Friday 17 December 2010

The Penultimate Port Brokeferry Postcard

(This is the penultimate piece for the Port Brokeferry project and we have heard Mad martin looking for Col all the way through, and here is Col... but the mystery of why he keeps to the shadows will have to wait for the final piece.)




COL
It was not the first time he had been home. And he still thought of it as home. Still, after all this time away. Some years he had missed. Something had interfered with his plans in those years and had kept him in the other place that he did not think of as home. He thought all those missed years a little darker when he looked back on them, like there was nothing worth remembering in them, except what had not been. So he tried to get back more and more. Just once in the year, when Port Brokeferry was busy enough he might not be noticed in all the new people there.
He came by car and he came alone. Just for the day. He arrived in the morning early, wearing dark glasses till the town was about its business and enough people on the street that he was just one more. He came on the weekends mostly. Sometimes a Saturday, sometimes a Sunday. Depended on the weather. Wouldn’t be the thing to be walking the beach in the rain, or the streets of Port Brokeferry. Besides, in the rain the crowds were thinner and he might be known.
He came to see. How things were. How Martin was. And Athol. He came out of a sense of duty, and something else that he could not explain, even to himself. Today had been a good day. As good as these Port Brokeferry days ever get. It was busier than in some years and that had helped. He liked to get there early enough he could watch Martin down on the beach feeding the gulls from his pockets. He knew that was how the days started in Port Brokeferry. And seeing Martin in his kilt, standing just in the sea, it was like going back to a different time, when it wasn’t just Martin, but Athol and Col, too, standing looking out to where the blue-grey smudge of the sky sat on the blue-grey smudge of the water, looking and wondering what it would be like to sail away from Port Brokeferry and into the stories that Finn told when there was a drink in him.
Not much changes.
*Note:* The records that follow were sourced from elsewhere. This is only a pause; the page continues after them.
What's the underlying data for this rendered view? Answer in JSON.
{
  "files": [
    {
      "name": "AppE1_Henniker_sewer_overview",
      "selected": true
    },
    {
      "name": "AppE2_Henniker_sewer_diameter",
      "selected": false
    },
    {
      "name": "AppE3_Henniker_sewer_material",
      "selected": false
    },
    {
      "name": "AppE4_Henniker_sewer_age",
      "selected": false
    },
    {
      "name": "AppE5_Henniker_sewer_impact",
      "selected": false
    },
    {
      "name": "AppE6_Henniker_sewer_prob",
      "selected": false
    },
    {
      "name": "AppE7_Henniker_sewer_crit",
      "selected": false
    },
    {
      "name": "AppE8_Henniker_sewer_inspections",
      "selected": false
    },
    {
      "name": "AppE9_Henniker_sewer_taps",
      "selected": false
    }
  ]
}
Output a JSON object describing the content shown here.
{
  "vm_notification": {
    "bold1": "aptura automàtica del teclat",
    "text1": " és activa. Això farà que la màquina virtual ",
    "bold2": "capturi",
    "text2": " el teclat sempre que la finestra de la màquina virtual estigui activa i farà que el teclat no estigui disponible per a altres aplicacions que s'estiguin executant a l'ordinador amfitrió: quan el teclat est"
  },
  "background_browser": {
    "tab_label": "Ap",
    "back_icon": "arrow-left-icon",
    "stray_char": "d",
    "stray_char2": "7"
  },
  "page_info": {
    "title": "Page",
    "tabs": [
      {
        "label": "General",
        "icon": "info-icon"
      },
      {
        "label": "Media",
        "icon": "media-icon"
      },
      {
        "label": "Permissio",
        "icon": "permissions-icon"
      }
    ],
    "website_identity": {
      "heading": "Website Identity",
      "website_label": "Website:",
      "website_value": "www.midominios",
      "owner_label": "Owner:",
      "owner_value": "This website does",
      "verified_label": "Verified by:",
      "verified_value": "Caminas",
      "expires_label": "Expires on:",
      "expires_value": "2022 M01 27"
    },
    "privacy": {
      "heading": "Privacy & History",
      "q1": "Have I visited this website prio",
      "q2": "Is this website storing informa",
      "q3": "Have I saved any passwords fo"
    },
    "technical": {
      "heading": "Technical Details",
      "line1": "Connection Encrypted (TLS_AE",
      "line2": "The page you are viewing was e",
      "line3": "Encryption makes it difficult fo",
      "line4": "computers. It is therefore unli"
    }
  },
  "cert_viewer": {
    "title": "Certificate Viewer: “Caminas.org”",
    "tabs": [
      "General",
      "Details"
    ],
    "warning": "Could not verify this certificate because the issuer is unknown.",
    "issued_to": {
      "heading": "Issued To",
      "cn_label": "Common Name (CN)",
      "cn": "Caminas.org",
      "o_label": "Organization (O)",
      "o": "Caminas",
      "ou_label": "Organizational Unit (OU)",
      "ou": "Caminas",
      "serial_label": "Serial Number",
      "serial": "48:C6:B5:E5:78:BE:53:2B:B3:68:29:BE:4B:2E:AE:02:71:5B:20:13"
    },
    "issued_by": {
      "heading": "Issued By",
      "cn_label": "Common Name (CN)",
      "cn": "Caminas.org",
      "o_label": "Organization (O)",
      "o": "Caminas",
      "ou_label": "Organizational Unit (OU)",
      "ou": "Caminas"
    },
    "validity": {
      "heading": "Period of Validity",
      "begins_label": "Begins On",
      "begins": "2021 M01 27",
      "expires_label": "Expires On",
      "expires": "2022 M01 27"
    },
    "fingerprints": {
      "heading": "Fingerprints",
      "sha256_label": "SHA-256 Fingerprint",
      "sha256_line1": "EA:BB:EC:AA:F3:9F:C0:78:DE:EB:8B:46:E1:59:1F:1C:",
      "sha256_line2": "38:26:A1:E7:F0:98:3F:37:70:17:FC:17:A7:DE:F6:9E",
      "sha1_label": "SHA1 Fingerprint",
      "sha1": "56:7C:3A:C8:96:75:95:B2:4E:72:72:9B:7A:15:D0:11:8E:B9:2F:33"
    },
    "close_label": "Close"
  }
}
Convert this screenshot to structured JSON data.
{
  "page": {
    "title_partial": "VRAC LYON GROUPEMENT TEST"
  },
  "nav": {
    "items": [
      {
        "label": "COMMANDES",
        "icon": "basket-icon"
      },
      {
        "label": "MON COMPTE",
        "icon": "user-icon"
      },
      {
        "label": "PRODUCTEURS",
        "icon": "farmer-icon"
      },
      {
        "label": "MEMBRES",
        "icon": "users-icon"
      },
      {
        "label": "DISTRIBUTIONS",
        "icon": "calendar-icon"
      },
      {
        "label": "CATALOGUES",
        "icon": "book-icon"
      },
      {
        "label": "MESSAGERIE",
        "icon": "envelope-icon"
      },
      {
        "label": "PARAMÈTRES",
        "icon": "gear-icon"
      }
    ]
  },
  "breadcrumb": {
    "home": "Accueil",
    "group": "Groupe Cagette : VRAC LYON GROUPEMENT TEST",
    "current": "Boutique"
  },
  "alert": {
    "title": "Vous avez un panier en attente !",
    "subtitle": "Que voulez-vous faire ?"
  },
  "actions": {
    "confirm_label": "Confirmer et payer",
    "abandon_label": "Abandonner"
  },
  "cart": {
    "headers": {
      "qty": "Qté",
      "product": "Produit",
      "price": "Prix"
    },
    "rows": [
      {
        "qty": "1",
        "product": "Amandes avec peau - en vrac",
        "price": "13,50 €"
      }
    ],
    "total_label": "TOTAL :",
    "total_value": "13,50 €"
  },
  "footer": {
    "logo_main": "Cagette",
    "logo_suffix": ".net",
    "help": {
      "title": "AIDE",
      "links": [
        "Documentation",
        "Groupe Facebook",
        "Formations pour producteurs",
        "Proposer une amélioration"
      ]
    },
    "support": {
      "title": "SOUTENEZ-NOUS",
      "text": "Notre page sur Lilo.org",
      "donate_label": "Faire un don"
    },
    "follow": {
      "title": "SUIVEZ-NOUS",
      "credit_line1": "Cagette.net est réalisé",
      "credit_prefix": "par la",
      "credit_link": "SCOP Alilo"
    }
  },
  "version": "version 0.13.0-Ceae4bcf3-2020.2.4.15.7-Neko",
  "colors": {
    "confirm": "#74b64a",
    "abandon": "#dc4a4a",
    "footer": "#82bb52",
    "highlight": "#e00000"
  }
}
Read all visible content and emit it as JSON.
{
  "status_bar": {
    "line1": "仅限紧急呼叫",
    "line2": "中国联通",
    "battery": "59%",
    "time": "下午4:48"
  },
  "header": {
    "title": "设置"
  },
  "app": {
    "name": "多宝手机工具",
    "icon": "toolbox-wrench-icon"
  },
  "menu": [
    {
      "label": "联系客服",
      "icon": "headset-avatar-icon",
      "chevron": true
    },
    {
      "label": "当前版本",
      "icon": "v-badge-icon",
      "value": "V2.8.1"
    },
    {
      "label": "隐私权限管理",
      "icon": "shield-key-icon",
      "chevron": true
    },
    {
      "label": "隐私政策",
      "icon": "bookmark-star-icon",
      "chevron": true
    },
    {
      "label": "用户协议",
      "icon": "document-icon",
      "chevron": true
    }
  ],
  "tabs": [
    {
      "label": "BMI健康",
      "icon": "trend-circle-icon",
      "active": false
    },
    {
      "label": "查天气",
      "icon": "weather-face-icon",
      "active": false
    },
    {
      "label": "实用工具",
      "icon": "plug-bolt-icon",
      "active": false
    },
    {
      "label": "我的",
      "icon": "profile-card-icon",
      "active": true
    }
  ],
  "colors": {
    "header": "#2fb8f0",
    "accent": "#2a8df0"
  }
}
Col knew that. Guthrie had taken over from his dad with ‘The Bobbing Boat’, looked the spit of his dad, too, like it could be that Col was back in that time when they were three and not easily separated, and ‘up to no good’ the policeman said then, and now Athol was the policeman. Funny how things turn out.
And ‘The Ship’ was just ‘The Ship’. And Struan Courtald was still working at The Victoria Hotel, though he’d got a waistcoat now, with shiny buttons, and a fob watch on a chain, and he was a little thicker about the middle, but still tilting his hat at Ina McAllister, used to be Ina Shale. And then there was Berlie’s, always there for the same two weeks, and though it had changed through the years – different music, and louder with more lights – some things were the same.
Mhairi’s Port Brokeferry Giftshop was quite new and he did not know who Mhairi was. But today he’d stopped to look in at the window. There was a picture of Martin on the beach, a painting. And he could not pass it by. He paid for it on credit card and afterwards thought that was a mistake. Then, having stored it under a grey sheet in the back of his car, he was not sure of the sense in having bought it at all.
He came each year to see how Martin was. He knew that Athol looked after him and that was something. He kept a distance though, in case he was seen and recognised for who he was. Just close enough he could see that they were both well, Martin and Athol. Just the two of them, when once there were three.
He stayed till the end of the day, till Athol had seen Martin to his door and seen him safely inside and then closed his own door. Col knew there was nothing more to see after that. He climbed into the car and waited. Like he was catching his breath, like he was preparing himself to dive into the shock of cold water, like leaving was something hard.
He saw the woman from the hairdresser’s, Christine her name was, if the sign above the shop was to be believed. She was a bit unsteady on her feet and a man who was just as drunk was with her and they took the long way from one lamppost to the next, stopping to kiss in the centre of each pool of yellow light. And because they did not know they were seen, the man was touching her under her clothes and the woman made no protest and only laughed.
He waited till they were passed. Then Col reached into the glove compartment of his car. Folded into four was a piece of old newspaper. He carefully unfolded it and read what was printed there, even though it was too dark to really see the words.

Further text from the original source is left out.